This Design-Build project consisted of Approx. 22,500 SF Interior renovation of the historic Trost building – converting it from an office/retail building to a luxury apartment. The Root Architects team was able to work on this complicated rehabilitation/restoration project with the property owners on maintaining the tight budget and schedule necessary for the historic tax credit application process, which the building was successfully granted in 2019. The luxury apartment building recently received the 2020 AIA El Paso Honor award.

Constructed in 1909 as the Rio Grande Valley Bank Building, the Abdou Building, as it is known today, rises seven stories above the southwest corner of Texas Avenue and Mesa Street. With no two sides parallel on its quadrilateral site, the structure is a direct expression of reinforced concrete with an aesthetic substance derived from the structural composition. The structure originally consisted of a two-story arcaded base with a simple string course separating the first and second floors. the base is terminated with an unadorned cornice above which rises a five story tower. three-part windows reflecting the Chicago influence pierce the tower walls on the third through sixth levels with pairs of one-over-one windows within each bay on the seventh level. A broadly projecting concave cornice terminates the building.

Simple geometric ornament accentuates the second and separates the sixth and seventh levels. Approximately one year after completion, two additional two-story arched bays were added to the Texas Avenue facade. With proportions and materials accurately reproduced, this addition insured air and light access to the west facade of the tower. Although some changes have occurred to the base of the structure, most notably the arches have been infilled with dark reflective glass, the changes appear to be readily reversible with the overall character and structural integrity of the building intact.

What was originally a mezzanine level that opened to the bank floor at the ground floor was filled in at some point to make occupied space throughout the entire second floor. The upper six floors of the building were later converted to residential rental units. Projecting canopies not in the original design were also added at some point to the facade at the transom between the ground floor and second level.

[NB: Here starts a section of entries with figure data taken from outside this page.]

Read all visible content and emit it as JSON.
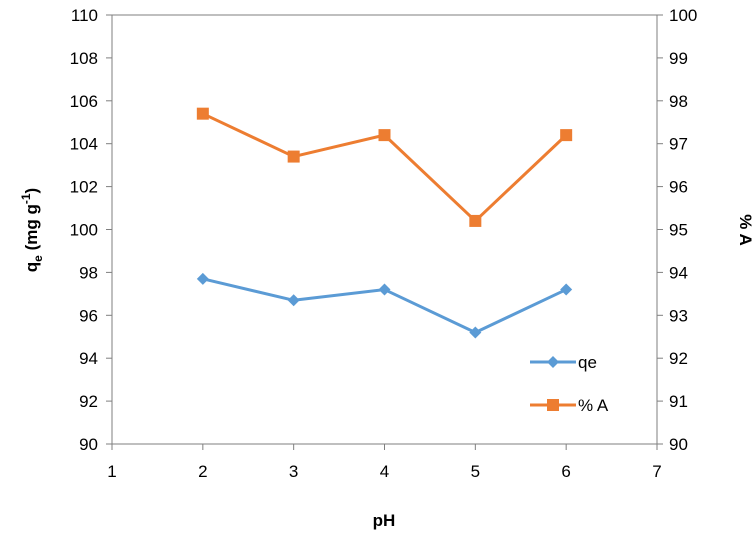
{
  "chart_data": {
    "type": "line",
    "xlabel": "pH",
    "ylabel": {
      "main": "q",
      "sub": "e",
      "units_pre": " (mg g",
      "sup": "-1",
      "units_post": ")"
    },
    "y2label": "% A",
    "xlim": [
      1,
      7
    ],
    "xticks": [
      1,
      2,
      3,
      4,
      5,
      6,
      7
    ],
    "ylim": [
      90,
      110
    ],
    "yticks": [
      90,
      92,
      94,
      96,
      98,
      100,
      102,
      104,
      106,
      108,
      110
    ],
    "y2lim": [
      90,
      100
    ],
    "y2ticks": [
      90,
      91,
      92,
      93,
      94,
      95,
      96,
      97,
      98,
      99,
      100
    ],
    "grid": false,
    "legend": "right",
    "series": [
      {
        "name": "qe",
        "axis": "left",
        "marker": "diamond",
        "color": "#5B9BD5",
        "x": [
          2,
          3,
          4,
          5,
          6
        ],
        "values": [
          97.7,
          96.7,
          97.2,
          95.2,
          97.2
        ]
      },
      {
        "name": "% A",
        "axis": "right",
        "marker": "square",
        "color": "#ED7D31",
        "x": [
          2,
          3,
          4,
          5,
          6
        ],
        "values": [
          97.7,
          96.7,
          97.2,
          95.2,
          97.2
        ]
      }
    ]
  }
}
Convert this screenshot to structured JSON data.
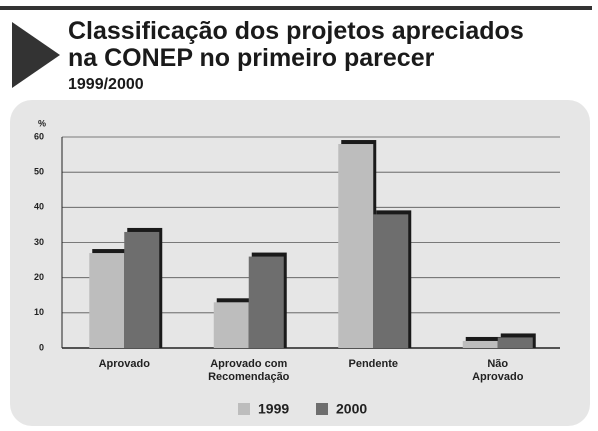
{
  "chart_data": {
    "type": "bar",
    "title": [
      "Classificação dos projetos apreciados",
      "na CONEP no primeiro parecer"
    ],
    "subtitle": "1999/2000",
    "y_label": "%",
    "categories": [
      "Aprovado",
      "Aprovado com Recomendação",
      "Pendente",
      "Não Aprovado"
    ],
    "series": [
      {
        "name": "1999",
        "color": "#bdbdbd",
        "values": [
          27,
          13,
          58,
          2
        ]
      },
      {
        "name": "2000",
        "color": "#6e6e6e",
        "values": [
          33,
          26,
          38,
          3
        ]
      }
    ],
    "ylim": [
      0,
      60
    ],
    "yticks": [
      0,
      10,
      20,
      30,
      40,
      50,
      60
    ],
    "grid": true,
    "legend": "bottom"
  }
}
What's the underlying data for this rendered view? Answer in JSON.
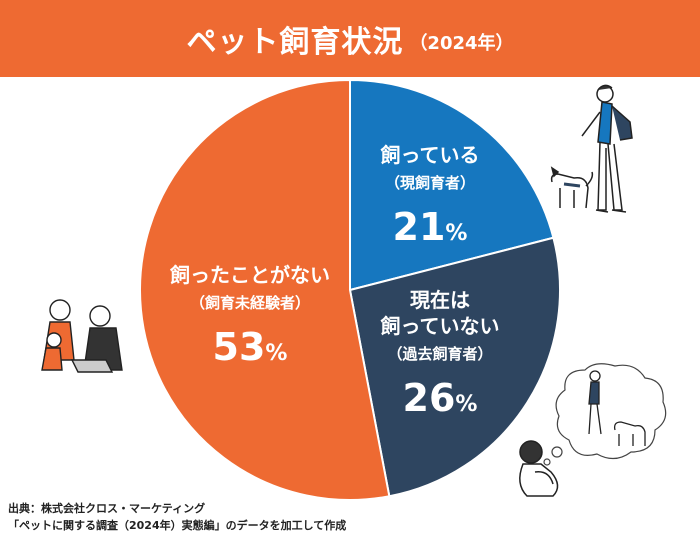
{
  "title": {
    "main": "ペット飼育状況",
    "sub": "（2024年）"
  },
  "chart_data": {
    "type": "pie",
    "title": "ペット飼育状況（2024年）",
    "start_angle_deg": 0,
    "direction": "clockwise",
    "slices": [
      {
        "name": "飼っている（現飼育者）",
        "label_lines": [
          "飼っている",
          "（現飼育者）"
        ],
        "value": 21,
        "value_label": "21",
        "unit": "%",
        "color": "#1677bf"
      },
      {
        "name": "現在は飼っていない（過去飼育者）",
        "label_lines": [
          "現在は",
          "飼っていない",
          "（過去飼育者）"
        ],
        "value": 26,
        "value_label": "26",
        "unit": "%",
        "color": "#2e4560"
      },
      {
        "name": "飼ったことがない（飼育未経験者）",
        "label_lines": [
          "飼ったことがない",
          "（飼育未経験者）"
        ],
        "value": 53,
        "value_label": "53",
        "unit": "%",
        "color": "#ee6a32"
      }
    ]
  },
  "source": {
    "line1": "出典：株式会社クロス・マーケティング",
    "line2": "「ペットに関する調査（2024年）実態編」のデータを加工して作成"
  },
  "colors": {
    "banner": "#ee6a32",
    "background": "#ffffff"
  },
  "illustrations": [
    "person-with-dog-icon",
    "sitting-person-dreaming-of-dog-icon",
    "family-with-laptop-icon"
  ]
}
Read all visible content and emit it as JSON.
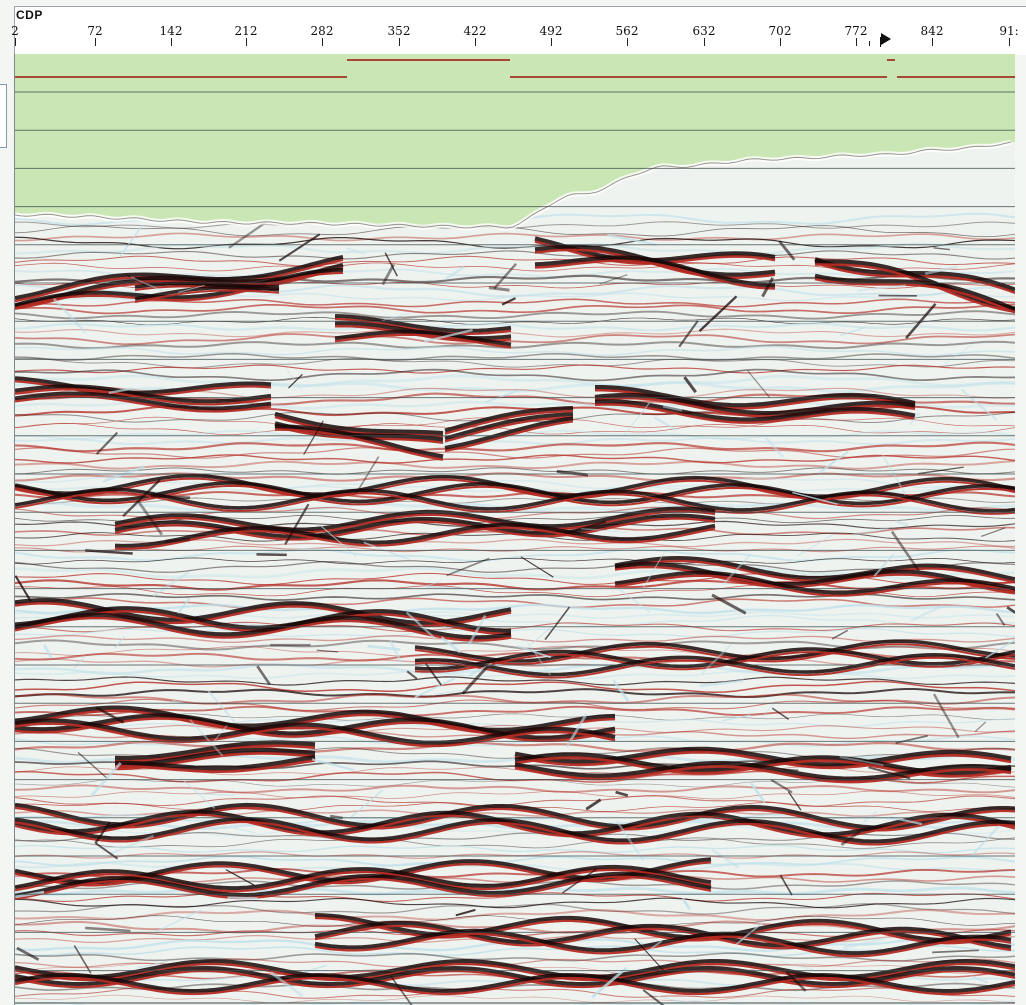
{
  "axis": {
    "label": "CDP",
    "ticks": [
      "2",
      "72",
      "142",
      "212",
      "282",
      "352",
      "422",
      "492",
      "562",
      "632",
      "702",
      "772",
      "842",
      "91:"
    ]
  },
  "colors": {
    "water": "#c9e6b4",
    "background": "#eef3ef",
    "wavelet_peak": "#b32a22",
    "wavelet_dark": "#180808",
    "wavelet_trough": "#bfe0ea",
    "horizon_line": "#3c4a4c",
    "marker_line": "#a54836"
  },
  "icons": {
    "playhead": "right-triangle-pointer"
  }
}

(Mezzanine) arched windows. The facade of the building, with its cast concrete ornament, has suffered heavily from neglect in the past four decades. Going by the photographic record, the facade appears to have received little or no maintenance since the late 1970’s. Today substantial areas of the facade exhibit spalling of the concrete at the cornices, sills, and ornament on the two primary street facades. Some of the spalled areas have exposed the concrete reinforcing steel.